Dynamic Mode Decomposition (DMD) is a powerful, data-driven method for diagnosing complex dynamics. Various DMD algorithms allow one to fit data with a low-rank model that decomposes it into a sum of coherent spatiotemporal patterns. Nominally, each rank of the DMD model is interpreted as a complex, stationary spatial mode modulated by a single set of complex time dynamics (consisting of exponential growth/decay and oscillation), and an amplitude. However, the specifics of how these DMD components are interpreted do not appear to be consistent with the information actually present in the DMD decomposition or the underlying data. While there is a clear physical interpretation for the complex time dynamics, there is practically no guidance on the complex spatial modes. To resolve these issues, we introduce the phasor notation of the DMD model for conjugate pair DMD modes, which results in a strictly positive and real spatial pattern as well as spatiotemporal waveform.

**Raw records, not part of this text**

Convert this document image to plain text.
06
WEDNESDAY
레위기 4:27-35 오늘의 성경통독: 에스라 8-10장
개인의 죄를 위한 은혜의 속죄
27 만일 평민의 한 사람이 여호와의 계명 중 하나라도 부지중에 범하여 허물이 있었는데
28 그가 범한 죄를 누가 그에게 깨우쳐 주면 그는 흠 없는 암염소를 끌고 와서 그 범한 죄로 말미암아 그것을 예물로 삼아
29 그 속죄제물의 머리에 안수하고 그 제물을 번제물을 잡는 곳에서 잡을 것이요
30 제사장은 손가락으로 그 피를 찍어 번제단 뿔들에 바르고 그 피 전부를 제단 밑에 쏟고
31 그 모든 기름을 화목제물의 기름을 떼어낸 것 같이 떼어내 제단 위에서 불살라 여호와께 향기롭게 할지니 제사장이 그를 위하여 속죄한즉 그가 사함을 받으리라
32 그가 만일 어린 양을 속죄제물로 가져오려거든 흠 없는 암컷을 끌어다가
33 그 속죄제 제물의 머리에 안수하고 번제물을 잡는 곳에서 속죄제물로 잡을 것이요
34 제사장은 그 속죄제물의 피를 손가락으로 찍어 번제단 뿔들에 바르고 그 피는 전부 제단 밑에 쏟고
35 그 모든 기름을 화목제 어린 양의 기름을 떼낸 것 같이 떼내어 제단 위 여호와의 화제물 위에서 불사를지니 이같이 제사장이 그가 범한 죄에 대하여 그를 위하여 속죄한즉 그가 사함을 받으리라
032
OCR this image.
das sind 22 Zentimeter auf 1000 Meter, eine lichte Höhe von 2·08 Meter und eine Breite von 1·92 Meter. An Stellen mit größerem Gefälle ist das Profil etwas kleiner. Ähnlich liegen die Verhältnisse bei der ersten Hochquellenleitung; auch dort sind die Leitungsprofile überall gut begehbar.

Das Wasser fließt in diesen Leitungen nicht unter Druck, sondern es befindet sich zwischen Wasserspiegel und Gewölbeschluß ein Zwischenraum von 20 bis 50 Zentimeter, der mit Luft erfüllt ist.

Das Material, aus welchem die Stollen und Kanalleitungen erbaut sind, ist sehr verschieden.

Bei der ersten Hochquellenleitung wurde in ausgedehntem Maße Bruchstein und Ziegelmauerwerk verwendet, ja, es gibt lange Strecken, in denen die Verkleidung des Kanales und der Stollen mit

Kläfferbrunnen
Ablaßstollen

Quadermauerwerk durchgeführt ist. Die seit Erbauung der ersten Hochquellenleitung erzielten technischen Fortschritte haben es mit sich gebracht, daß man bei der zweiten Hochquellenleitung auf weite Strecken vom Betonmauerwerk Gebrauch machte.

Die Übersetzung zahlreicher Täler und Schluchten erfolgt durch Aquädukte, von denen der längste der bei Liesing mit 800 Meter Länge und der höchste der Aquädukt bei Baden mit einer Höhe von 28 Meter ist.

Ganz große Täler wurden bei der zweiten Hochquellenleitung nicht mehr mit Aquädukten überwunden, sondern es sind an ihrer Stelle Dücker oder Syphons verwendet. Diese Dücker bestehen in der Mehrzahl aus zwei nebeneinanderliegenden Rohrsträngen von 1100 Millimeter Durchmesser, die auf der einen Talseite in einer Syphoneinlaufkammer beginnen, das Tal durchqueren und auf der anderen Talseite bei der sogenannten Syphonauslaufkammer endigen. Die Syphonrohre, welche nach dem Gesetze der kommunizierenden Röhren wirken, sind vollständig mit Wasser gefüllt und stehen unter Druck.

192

The phasor notation terms result in an interpretable DMD model that provides a more complete diagnoses of the model components, as demonstrated on a toy model. This DMD interpretation needs to be adjusted for DMD variants which alter the relationship between the DMD model and the data, such as those that window data in time. We derive the phasor notation terms for one such method, multi-resolution Coherent Spatiotemporal Scale-separation, and demonstrate the new terms by interpreting a multi-scale data set.